As with so many disruptive innovations, the concept behind ZOOMcatalog has its roots in an entrepreneur’s dissatisfaction with the status quo--in this case, Noleen’s frustration with the paper-based nature of the promotional products industry. It made the process of finding interesting products for her clients time-consuming and labor-intensive, and it required her to keep a massive library of printed catalogs on hand and up-to-date.
“As a distributor, my mom was getting endless catalogs in the mail, and every January it would start all over again. It was completely inefficient and very hard to find products in those catalogs,” Bryony explains. She and Noleen came up with a concept to create a system where all those catalogs could exist online. “We’re not talking about a database of individual products. We wanted to digitize the catalogs in a way that would replicate the user experience online, but we also wanted to extract the information in a way that would make them searchable.”
The promotional products industry traces its roots back to 1789, citing the use of commemorative buttons in George Washington’s election as the first president of the United States as its starting point.
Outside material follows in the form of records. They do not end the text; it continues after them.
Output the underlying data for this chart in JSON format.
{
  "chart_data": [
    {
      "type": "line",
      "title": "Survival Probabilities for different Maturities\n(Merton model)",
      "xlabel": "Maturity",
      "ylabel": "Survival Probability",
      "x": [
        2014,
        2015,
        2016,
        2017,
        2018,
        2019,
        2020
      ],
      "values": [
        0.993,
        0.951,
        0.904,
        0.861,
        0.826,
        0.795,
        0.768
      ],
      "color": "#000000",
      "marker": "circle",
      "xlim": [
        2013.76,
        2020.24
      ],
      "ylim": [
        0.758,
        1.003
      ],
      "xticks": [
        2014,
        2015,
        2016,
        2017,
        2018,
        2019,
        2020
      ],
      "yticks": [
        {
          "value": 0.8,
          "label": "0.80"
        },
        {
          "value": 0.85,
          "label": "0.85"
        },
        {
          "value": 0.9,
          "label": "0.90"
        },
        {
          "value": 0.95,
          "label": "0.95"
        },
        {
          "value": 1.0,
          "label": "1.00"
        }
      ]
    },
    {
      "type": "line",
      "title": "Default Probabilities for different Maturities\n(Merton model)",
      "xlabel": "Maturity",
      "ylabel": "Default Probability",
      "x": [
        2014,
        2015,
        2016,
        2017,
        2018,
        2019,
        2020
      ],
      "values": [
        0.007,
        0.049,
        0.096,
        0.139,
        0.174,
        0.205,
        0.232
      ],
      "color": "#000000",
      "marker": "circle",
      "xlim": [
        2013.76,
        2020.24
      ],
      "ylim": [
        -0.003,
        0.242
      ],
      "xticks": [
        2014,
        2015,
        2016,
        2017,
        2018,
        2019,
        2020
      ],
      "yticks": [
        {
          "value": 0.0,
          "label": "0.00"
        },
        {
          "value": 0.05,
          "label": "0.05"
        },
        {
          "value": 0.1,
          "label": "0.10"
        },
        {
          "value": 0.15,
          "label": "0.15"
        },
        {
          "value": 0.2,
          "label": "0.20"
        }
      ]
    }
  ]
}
Perhaps not surprisingly, it has a reputation for hidebound thinking, or, as Bryony puts it, “It’s kind of a dinosaur.” It lagged in technological innovation at the time the Zasmans were launching their venture, and they knew selling the value of a disruptive technology to an industry widely seen as being stuck in its ways would be no easy task. The challenge fell squarely on the shoulders of the young sisters, just 23 (Bryony) and 25 at the time.
“We were young, we were women, we were family-owned,” Bryony recalls. “So we got a piece of paper, drew up our concept and started going to trade shows and talking to the suppliers who were paying to print and ship all those catalogs every year.” While they got a fair amount of positive feedback, they also ran into a lot of naysayers. “The ones who told us this would never happen and that we were bound to fail were the ones who really fired us up. We were like, all right, we’re definitely doing this now.”
ZOOMcatalog bootstrapped and self-funded the entire development process. One early challenge was what Bryony calls the “chicken and the egg” problem. “We needed to have a search engine, but we needed to have content in it in order to get distributors to use it. But how could we get suppliers to take the time to put their catalogs into something that wasn’t being used yet--or didn’t really even exist?”
The answer was another road show for the sisters, where they offered suppliers free inclusion of their catalogs for a year in order to demonstrate proof of concept. They set 100 suppliers as their critical mass mark, and once they hit it, they started marketing heavily to distributors. “Being a young, techy, disruptive company, we did things differently,” Bryony says. “We relied heavily on social media, especially Twitter, at a time when everyone else was still trying to figure out how it worked.” They also took steps to project an image of ZOOMcatalog as a bigger company than it actually was at the time, attending lots of trade shows with their big, custom-designed booth.
Those efforts paid off in several ways, leading to multiple patents for the technology they created for their digital catalog management system and opening the door to additional revenue-producing channels and solutions. Suppliers now pay to be included in the company’s distribution channels, and with a rapidly growing and geographically dispersed workforce, ZOOMcatalog is getting ready to expand its custom technology solutions into other industries.
“Being chosen as a winner in the T-Mobile Unleash Your Business contest could not have come at a better time for us,” Bryony says. “While we’ve gotten a lot of recognition for what we’ve done within our industry, this is really the first substantial recognition we’ve received outside the industry for our accomplishments--and our continuing promise--as a technology developer and provider. And being able to equip all our remote staff members with mobile communication devices and services on a common platform is just going to add to our momentum.”